藤原先生:来年2020年6月2日~ 7月4日にかけて中国福州で世界遺産委員会が開かれる。これを機に「庄寨」は世界に知られる。
(3)質疑応答
江上:小嶝島の若者たち(華僑大学建築学科卒業生)が取り組むリノベーションは、自主的なものか?それとも政府がそう勧めたのか?
藤原:自主的なもの。政府はこれを褒め上げ、取り組みは広がりを見せている。
江上:建築を志す若者が大規模なプロジェクトではなく、伝統家屋のリノベーションをわざわざ選択するところがスゴイ。

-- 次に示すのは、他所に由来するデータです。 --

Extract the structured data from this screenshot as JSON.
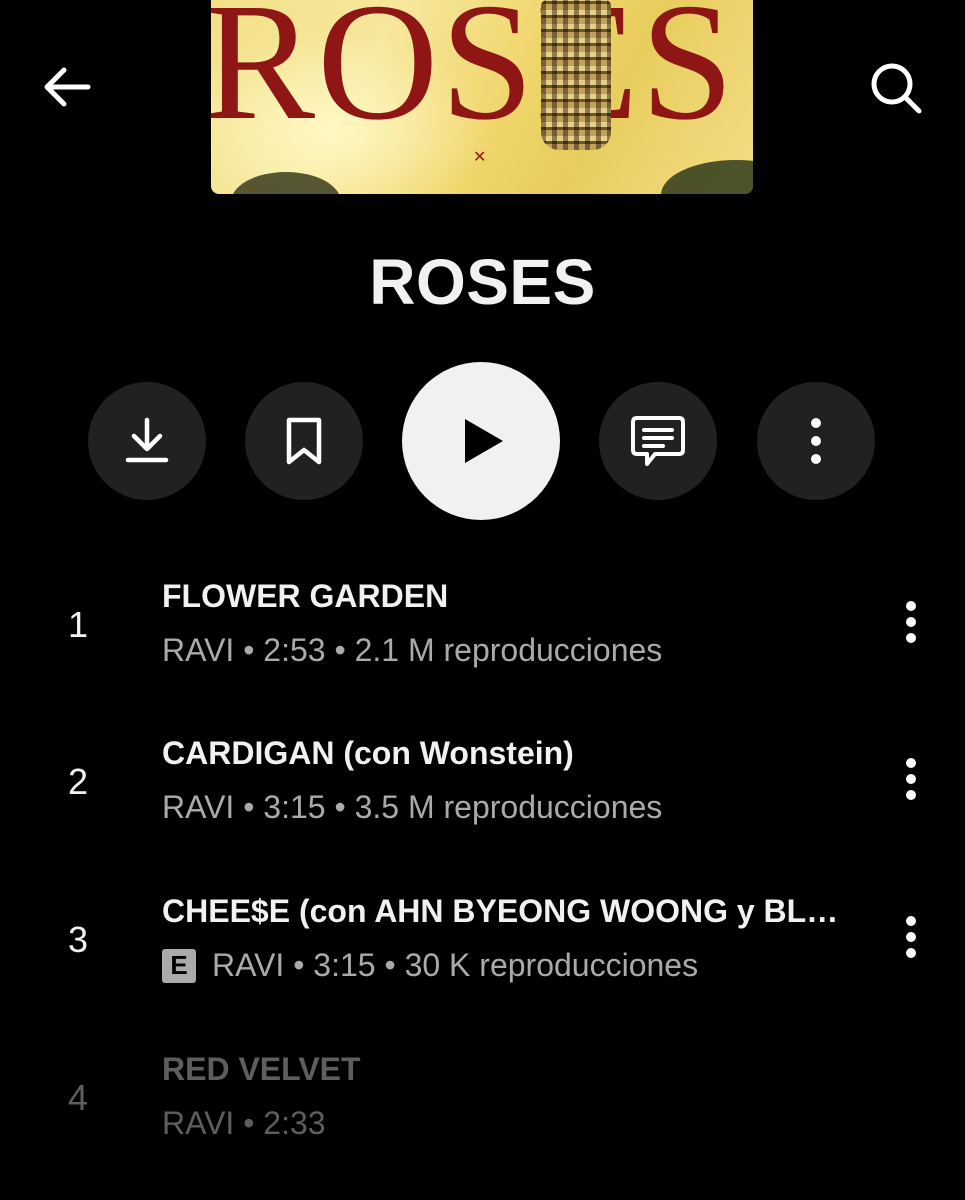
{
  "header": {
    "back_icon": "arrow-left-icon",
    "search_icon": "search-icon"
  },
  "album": {
    "cover_text": "ROSES",
    "title": "ROSES"
  },
  "actions": [
    {
      "name": "download",
      "icon": "download-icon"
    },
    {
      "name": "save",
      "icon": "bookmark-icon"
    },
    {
      "name": "play",
      "icon": "play-icon"
    },
    {
      "name": "comments",
      "icon": "comment-icon"
    },
    {
      "name": "more",
      "icon": "more-vertical-icon"
    }
  ],
  "tracks": [
    {
      "number": "1",
      "title": "FLOWER GARDEN",
      "artist": "RAVI",
      "sep1": " • ",
      "duration": "2:53",
      "sep2": " • ",
      "plays": "2.1 M reproducciones",
      "explicit": false
    },
    {
      "number": "2",
      "title": "CARDIGAN (con Wonstein)",
      "artist": "RAVI",
      "sep1": " • ",
      "duration": "3:15",
      "sep2": " • ",
      "plays": "3.5 M reproducciones",
      "explicit": false
    },
    {
      "number": "3",
      "title": "CHEE$E (con AHN BYEONG WOONG y BLN…",
      "artist": "RAVI",
      "sep1": " • ",
      "duration": "3:15",
      "sep2": " • ",
      "plays": "30 K reproducciones",
      "explicit": true,
      "explicit_label": "E"
    },
    {
      "number": "4",
      "title": "RED VELVET",
      "artist": "RAVI",
      "sep1": " • ",
      "duration": "2:33",
      "explicit": false
    }
  ],
  "colors": {
    "background": "#000000",
    "button_bg": "#212121",
    "play_bg": "#f1f1f1",
    "secondary_text": "#aaaaaa",
    "dimmed_text": "#5e5e5e",
    "cover_red": "#8e1716"
  }
}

藤原:非常に丁寧に取り組んでいる。削ぎ落とし洗練していくようなリノベーション。
江上:庄寨で現在も人が住んでいるところはあるのか?
藤原:庄寨の隣に建てられているような新しい建物に移り住んでいるようだ。
鈴木:土楼の場合は周りに大きな新しい建物は存在しなかったが、報告の写真を見るとこの庄寨の周りには存在している。

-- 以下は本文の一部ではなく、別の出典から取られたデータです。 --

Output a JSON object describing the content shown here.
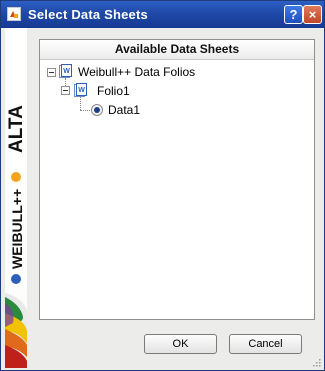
{
  "window": {
    "title": "Select Data Sheets",
    "title_icon": "app-icon",
    "help_glyph": "?",
    "close_glyph": "×"
  },
  "sidebar": {
    "brand_main": "WEIBULL++",
    "brand_secondary": "ALTA"
  },
  "panel": {
    "header": "Available Data Sheets",
    "tree": {
      "root": {
        "label": "Weibull++ Data Folios",
        "icon": "folio-icon",
        "expanded": true
      },
      "folio": {
        "label": "Folio1",
        "icon": "folio-icon",
        "expanded": true
      },
      "sheet": {
        "label": "Data1",
        "icon": "radio-icon",
        "selected": true
      }
    }
  },
  "buttons": {
    "ok": "OK",
    "cancel": "Cancel"
  },
  "colors": {
    "titlebar": "#1f49a8",
    "accent_orange": "#f4a51c",
    "brand_blue": "#2b5fb8"
  }
}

藤原先生:土楼は流浪の一族、客家の住処。それが周囲に住居が無いことと関係する。庄寨は他にまだ数多くあり、山の中にポツンとあるものもある。
鈴木:高口さん、現地踏査感想は?
高口:一族のためにこんなにも巨大な家を作るとは驚いた。また、観光地とは異なり、人の営みがすぐ側にあることも印象的だった。今後、どのように保存・活用されていくのかとても関心がある。

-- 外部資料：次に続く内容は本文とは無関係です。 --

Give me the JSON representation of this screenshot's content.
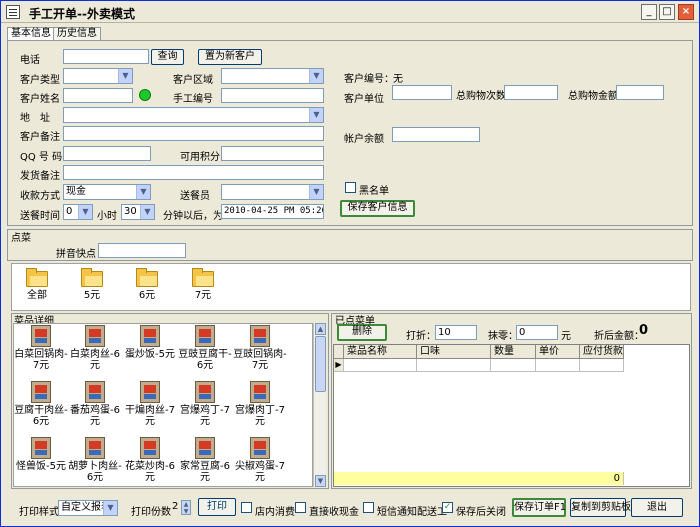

藤原先生:「遺産影響評価(Heritage Impact Assessment)」が人の営みと遺産保存を考える上で重要。「今後1000年間、それを残すためには」という観点で、沖ノ鳥島のように人を入れないという選択や、廈門のコロンス島のように人数制限をかける方法などがすでに実施されている。